A form of immunotherapy gaining ground as a way to treat childhood food allergies has shown promise in treating another rising scourge of children and young adults: Type 1 diabetes.
In a small but rigorous clinical trial, British investigators gave patients recently diagnosed with the metabolic disorder a truncated version of the chemical that gives rise to insulin.
After a quarter-century of failed efforts to treat diabetes with an immune therapy, the experimental treatment appeared to quell the immune system’s assaults on the body’s insulin-production machinery. The authors of the new study call their experimental treatment “an appealing strategy for prevention,” both in the earliest stages of Type-1 diabetes and in children who are at high genetic risk of developing the disease.
Over the trial’s 12-month duration, eight newly diagnosed diabetic subjects who got a placebo treatment required steadily increasing insulin doses to maintain glycemic control. As their immune systems progressively destroyed the pancreatic cells that normally produce the essential hormone, their daily insulin use grew on average 50%.
The 19 subjects who got the experimental immunotherapy, however, continued to produce their own insulin. Among the subjects who got the experimental immunotherapy, the need for added shots of the hormone did not escalate in the year following their diagnosis.
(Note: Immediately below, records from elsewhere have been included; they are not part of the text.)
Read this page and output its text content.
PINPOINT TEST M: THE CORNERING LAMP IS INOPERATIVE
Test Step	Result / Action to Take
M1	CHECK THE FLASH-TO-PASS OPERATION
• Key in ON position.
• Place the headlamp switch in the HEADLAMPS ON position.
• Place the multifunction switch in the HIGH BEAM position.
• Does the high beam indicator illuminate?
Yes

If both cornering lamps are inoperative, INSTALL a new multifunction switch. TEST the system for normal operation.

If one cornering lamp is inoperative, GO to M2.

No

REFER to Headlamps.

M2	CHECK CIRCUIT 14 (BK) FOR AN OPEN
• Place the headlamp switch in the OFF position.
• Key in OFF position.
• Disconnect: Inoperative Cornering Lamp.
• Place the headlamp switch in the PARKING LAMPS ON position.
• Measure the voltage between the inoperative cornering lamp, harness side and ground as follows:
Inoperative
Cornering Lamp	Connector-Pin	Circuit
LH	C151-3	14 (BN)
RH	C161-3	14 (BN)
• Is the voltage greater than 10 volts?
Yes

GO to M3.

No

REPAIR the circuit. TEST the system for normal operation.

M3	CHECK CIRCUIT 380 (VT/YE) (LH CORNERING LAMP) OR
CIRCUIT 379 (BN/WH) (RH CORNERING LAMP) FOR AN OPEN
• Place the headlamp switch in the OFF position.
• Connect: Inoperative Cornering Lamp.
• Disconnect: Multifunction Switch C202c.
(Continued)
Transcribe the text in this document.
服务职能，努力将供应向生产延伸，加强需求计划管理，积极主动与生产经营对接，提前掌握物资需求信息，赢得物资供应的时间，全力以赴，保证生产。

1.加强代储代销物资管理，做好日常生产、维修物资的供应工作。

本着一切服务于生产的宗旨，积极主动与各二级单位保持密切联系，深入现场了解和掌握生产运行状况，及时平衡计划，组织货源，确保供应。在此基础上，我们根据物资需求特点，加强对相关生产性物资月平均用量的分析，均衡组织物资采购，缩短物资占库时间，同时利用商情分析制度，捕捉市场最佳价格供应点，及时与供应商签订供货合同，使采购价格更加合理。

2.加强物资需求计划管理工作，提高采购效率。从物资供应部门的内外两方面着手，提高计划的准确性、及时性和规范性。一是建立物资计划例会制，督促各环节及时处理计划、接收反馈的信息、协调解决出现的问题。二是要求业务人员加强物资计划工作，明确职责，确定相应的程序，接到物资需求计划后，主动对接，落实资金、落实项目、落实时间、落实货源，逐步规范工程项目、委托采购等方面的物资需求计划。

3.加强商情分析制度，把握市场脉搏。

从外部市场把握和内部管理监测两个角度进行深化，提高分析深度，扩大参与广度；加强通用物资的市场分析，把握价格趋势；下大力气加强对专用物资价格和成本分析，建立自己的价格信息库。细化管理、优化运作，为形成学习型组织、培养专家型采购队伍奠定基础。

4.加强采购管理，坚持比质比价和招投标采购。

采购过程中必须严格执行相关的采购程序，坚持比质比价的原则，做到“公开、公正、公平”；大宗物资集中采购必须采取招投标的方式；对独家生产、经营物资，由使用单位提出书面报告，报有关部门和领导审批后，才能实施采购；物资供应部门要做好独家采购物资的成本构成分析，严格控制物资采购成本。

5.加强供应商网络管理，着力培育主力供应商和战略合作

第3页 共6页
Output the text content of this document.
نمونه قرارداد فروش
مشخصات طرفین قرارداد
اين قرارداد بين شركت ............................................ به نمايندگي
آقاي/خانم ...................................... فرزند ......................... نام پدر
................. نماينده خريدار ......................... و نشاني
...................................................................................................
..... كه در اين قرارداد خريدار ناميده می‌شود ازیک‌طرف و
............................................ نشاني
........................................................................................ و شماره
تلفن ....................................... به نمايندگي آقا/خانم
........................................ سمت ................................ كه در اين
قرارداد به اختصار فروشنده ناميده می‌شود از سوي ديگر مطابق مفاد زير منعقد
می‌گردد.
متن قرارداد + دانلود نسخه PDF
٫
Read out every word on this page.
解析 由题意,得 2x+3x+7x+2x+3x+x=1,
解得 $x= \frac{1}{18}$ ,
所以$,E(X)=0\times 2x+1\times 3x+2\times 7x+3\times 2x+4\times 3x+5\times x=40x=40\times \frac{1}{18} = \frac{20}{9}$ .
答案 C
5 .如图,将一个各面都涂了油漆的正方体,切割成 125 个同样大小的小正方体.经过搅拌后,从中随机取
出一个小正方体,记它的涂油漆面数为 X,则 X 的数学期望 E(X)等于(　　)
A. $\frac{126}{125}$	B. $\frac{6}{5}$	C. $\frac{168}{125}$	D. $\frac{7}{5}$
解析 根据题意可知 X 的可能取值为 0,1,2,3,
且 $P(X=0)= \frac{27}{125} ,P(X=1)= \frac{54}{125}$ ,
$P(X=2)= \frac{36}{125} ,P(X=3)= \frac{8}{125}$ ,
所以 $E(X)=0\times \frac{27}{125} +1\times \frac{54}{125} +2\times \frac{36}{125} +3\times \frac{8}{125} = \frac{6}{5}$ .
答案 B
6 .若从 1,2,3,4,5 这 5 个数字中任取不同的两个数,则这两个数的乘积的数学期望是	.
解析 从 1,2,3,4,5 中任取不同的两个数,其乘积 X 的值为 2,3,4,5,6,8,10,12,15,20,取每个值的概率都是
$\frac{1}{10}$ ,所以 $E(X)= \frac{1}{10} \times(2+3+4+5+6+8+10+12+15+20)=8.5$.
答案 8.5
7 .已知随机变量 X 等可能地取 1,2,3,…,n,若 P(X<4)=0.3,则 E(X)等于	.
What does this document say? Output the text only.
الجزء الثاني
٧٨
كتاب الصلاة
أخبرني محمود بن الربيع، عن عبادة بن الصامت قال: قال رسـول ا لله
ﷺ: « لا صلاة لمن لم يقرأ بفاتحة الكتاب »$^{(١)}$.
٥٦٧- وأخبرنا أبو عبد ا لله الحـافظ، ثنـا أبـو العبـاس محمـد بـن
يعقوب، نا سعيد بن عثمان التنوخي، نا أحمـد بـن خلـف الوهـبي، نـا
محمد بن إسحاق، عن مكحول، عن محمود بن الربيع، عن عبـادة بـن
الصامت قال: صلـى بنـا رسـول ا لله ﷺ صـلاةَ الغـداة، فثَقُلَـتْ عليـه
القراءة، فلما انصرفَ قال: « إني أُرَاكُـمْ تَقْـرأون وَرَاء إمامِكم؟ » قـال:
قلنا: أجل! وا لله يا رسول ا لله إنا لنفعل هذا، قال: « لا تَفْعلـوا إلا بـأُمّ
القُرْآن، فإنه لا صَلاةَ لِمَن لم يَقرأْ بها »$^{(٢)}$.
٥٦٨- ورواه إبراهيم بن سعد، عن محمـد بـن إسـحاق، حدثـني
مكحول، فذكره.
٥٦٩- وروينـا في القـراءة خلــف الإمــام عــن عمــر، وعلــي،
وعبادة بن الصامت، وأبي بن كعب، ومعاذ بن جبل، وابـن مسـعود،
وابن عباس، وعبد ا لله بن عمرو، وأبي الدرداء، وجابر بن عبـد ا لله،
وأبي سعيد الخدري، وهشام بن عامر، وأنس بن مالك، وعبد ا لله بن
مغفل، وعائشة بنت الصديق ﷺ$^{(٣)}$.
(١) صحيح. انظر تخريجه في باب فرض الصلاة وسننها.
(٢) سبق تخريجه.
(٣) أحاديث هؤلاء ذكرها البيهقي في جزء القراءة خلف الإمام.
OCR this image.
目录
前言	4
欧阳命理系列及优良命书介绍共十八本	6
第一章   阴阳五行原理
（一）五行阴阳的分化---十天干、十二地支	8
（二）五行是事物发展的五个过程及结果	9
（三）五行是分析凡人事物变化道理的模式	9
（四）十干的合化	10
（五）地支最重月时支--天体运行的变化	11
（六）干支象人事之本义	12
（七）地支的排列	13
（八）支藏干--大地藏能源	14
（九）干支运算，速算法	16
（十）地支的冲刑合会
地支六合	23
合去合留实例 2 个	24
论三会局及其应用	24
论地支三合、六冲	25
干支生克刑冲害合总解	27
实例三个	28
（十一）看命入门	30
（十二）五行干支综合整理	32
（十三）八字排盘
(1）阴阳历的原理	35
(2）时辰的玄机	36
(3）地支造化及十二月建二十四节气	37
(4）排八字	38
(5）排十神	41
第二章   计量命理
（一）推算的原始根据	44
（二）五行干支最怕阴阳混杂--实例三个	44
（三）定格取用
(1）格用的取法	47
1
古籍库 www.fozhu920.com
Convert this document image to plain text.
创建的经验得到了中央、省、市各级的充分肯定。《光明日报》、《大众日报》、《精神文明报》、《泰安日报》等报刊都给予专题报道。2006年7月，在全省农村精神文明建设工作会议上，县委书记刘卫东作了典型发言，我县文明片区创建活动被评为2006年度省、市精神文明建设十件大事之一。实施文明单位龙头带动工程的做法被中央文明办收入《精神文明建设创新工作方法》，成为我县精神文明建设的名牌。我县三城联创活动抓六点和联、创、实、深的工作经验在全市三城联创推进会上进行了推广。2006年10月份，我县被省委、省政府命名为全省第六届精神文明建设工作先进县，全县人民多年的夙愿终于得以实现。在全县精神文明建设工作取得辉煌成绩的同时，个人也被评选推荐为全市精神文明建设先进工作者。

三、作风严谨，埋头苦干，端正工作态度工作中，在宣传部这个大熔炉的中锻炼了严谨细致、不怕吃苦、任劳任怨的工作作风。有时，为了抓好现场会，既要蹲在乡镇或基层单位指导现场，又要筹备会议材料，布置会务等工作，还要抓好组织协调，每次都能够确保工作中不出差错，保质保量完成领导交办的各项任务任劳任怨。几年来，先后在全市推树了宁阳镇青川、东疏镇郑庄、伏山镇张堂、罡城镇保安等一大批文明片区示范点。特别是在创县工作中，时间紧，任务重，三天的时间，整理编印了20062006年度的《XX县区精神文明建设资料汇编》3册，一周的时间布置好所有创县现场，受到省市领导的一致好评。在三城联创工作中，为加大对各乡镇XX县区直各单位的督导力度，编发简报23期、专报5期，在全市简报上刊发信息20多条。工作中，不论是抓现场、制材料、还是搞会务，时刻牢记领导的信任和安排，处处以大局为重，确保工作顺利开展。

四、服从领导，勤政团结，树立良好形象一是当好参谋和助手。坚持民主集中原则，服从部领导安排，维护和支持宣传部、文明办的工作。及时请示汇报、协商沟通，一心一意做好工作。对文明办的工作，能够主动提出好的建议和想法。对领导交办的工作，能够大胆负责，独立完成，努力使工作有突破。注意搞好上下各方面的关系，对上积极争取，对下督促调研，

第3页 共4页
The different metabolic trajectories of subjects in the trial’s control group and its active arm were evident at three months — the earliest point at which a surrogate marker for insulin production was measured.
The report of the early-stage clinical trial, published Wednesday in the journal Science Translational Medicine, offers some preliminary reassurance that immunotherapy could be used safely in this growing population.
Researchers have been wary of pursuing the strategy in diabetes, worried that it could accelerate or strengthen the immune system’s attack on insulin-producing pancreatic cells, or cause dangerous allergic reactions. In the current study, injections of an immunotherapeutic agent caused no detectable worrisome response -- not even redness or swelling at the site of injection — prompting the authors to declare its safety profile “very favorable.”
Recent years have seen progress in the bid to develop chemical mimics of allergens that train and reassure the defenders of the immune system rather than inflame and encourage them. The approach, called antigen-specific immunotherapy, has seen growing success in the treatment of allergies to common foods, such as peanuts, eggs and soy.
Similar to food allergies, Type-1 diabetes is an immune disorder — a disease in which the immune system misidentifies a harmless or even necessary agent (whether ingested peanuts or insulin-making cells in the pancreas) as a threat. The immune system’s assault not only can cause discomfort and danger in the form of itching, swelling or anaphylactic shock. In diabetes, it destroys a function that’s essential to the body’s ability to extract fuel from food and to keep freely circulating blood sugar from damaging organs and blood vessels.
Just as lab-produced chemical snippets of peanuts accustom an overactive immune system to the eventual introduction of real peanuts, the researchers hoped that the chemical flag they devised would teach the immune systems of newly diagnosed diabetics to recognize insulin and call off their attack on its source.
By using just a piece of the antigen that typically causes the immune reaction, the approach of such “peptide immunotherapy” aims to inure the immune system to the object of attack while avoiding a full-on allergic response.
At Cardiff University and King’s College London, researchers led by Dr. Mohammad Alhadj Ali isolated a compound called a proinsulin C19 A3 peptide. A fragment of the chemical that gives rise to insulin, the peptide (known to chemists by the catchy moniker GSLQPLALEGSLQKRGIV) is called an epitope.
Over six months, they gave 19 subjects with early diabetes injections of the epitope in one of two doses: either every two or every four weeks. The subjects’ glycemic control and insulin use were then tracked for another six months.
The subjects were mostly in their mid- to late-20s, and had all been diagnosed with Type 1 diabetes in the previous 100 days. The study’s recruits were all at a stage of the disorder when the pancreas’s insulin-producing cells were still at least partly intact and capable of producing the hormone in response to food intake. But the immune system’s CD4 and CD8 T-cells had begun to mount their attacks on the beta-cells of the pancreas.
Each year in the United States, some 40,000 people get a new diagnosis of Type-1 diabetes, a disorder that can upend a life of carefree eating and reduce life expectancy by a decade. Like many auto-immune disorders, including celiac disease and lupus, the incidence of Type-1 diabetes appears to have risen sharply. Diagnoses of Type-1 diabetes have escalated at an annual average of 4% in recent decades.